Misi i miei piedi dentro le mie ciabatte, dovevo assolutamente preparare del caffè sia per me che per mio marito, lui si sveglió insieme a me, si mise sul pavimento e prese la sua tazza riempita fino all'orlo di caffè, mi sedetti anche io vicino a lui, gli chiesi a che ora saremmo partiti, lui mi rispose semplicemente che quando sarebbe arrivato il furgone saremmo partiti.

Avevo già dato le miei dimissioni, lavoravo nell'ambito economico, in banca, ero molto appassionata alla matematica, mio marito invece era stato licenziato da quasi tre mesi e credo che sia caduto in depressione, ma io per fortuna l'ho fatto riprendere, mi vestì con i pochi vestiti riposti in una valigia insieme a mio marito. Iniziammo a mettere i pochi oggetti rimasti nelle scatole.
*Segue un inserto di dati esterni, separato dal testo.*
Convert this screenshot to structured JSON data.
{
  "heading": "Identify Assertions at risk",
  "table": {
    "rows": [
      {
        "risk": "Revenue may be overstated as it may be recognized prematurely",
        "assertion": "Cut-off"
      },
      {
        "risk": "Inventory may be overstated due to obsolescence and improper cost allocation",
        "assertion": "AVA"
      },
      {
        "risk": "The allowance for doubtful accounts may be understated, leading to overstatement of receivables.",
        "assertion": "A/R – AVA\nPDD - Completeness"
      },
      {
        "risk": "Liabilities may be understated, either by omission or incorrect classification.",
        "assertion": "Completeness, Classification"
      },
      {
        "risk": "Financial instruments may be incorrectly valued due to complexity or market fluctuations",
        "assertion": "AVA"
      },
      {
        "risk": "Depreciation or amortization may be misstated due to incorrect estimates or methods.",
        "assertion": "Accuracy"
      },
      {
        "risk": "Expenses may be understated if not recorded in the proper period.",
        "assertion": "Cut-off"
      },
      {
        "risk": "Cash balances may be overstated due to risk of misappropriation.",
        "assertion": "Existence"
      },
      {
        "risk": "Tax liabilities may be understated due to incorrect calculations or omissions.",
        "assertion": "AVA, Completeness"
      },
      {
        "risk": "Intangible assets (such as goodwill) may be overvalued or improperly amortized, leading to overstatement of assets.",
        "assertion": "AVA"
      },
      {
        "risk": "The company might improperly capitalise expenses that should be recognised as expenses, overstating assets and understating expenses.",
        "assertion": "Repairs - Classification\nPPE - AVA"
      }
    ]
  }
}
Mettemmo le scatole sotto casa sul marciapiede, nello stesso momento mi comparvero i miei genitori con i lacrimoni agli occhi, i miei genitori non l'hanno preso bene il fatto che abbandonavo la loro splendida città, ma ormai era troppo tardi per cambiare idea.
Mi diedero dei dolci, dei tipici dolci di quella città, mi abbracciarono, e abbracciarono anche Trevor, i miei genitori iniziarono con le solite storie da genitore, non ero molto legata ai miei genitori, ero una ragazza molto solitaria, e anche indipendente.
Trevor e i miei genitori iniziarono a chiacchierare della nostra nuova vita, e ovviamente i miei genitori ad ogni sua parola sembrava che da un momento all'altro sarebbero scese delle meteore.
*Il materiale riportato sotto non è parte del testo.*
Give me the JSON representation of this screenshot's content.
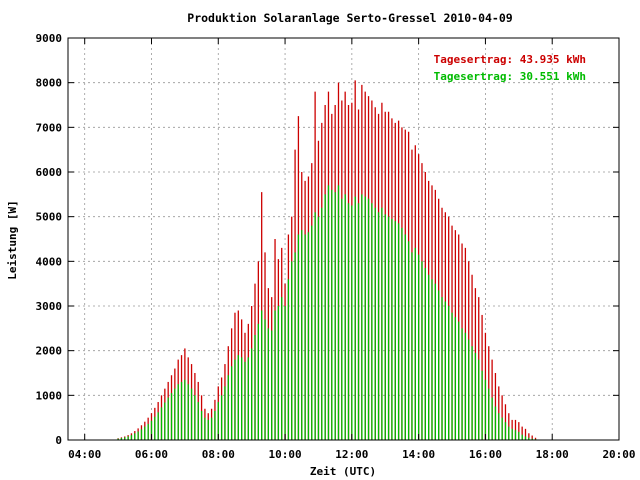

Dopo delle ore finalmente arrivó il furgone per mettere le nostre ultime scatole, i miei genitori mi abbracciarono e salutarono anche Trevor, salimmo sul furgone e c'è ne andammo da quella chiassosa città.
Il viaggio era ancora molto lungo, doveva durare all'incirca 10 ore, ma per fortuna c'erano molti fornitori di benzina.
Il viaggio stava durando tantissimo, io e Trevor a stento parlavamo perché prima guidava lui e io dormivo e poi guidavo io e lui dormiva.
Dopo dieci ore di viaggio finalmente eravamo arrivati in quel paesino sperduto al confine dell' America.
Purtroppo Trevor non voleva nient'altro che vedere sua sorella, lo capivo anche se ero figlia unica però anche io sentivo la pesantezza del viaggio, anche io volevo un po' di affetto.
Lui stava passando un momento di depressione per la perdita del suo lavoro, era molto legato, specialmente ai suoi colleghi, io lo incoraggiavo, dovevo tirarlo su, io dovevo essere il braccio su cui piangere.
Per prima cosa arrivati in quel paesino, era togliere i pacchi dal furgone, e presentarmi a quel gruppo di mamme incinte e pettegole, dovevo assolutamente farmi riconoscere, ovviamente in positivo.
Aprimmo il furgone, Trevor salì sul furgone e tolse le prime scatole dal furgone per metterle in casa.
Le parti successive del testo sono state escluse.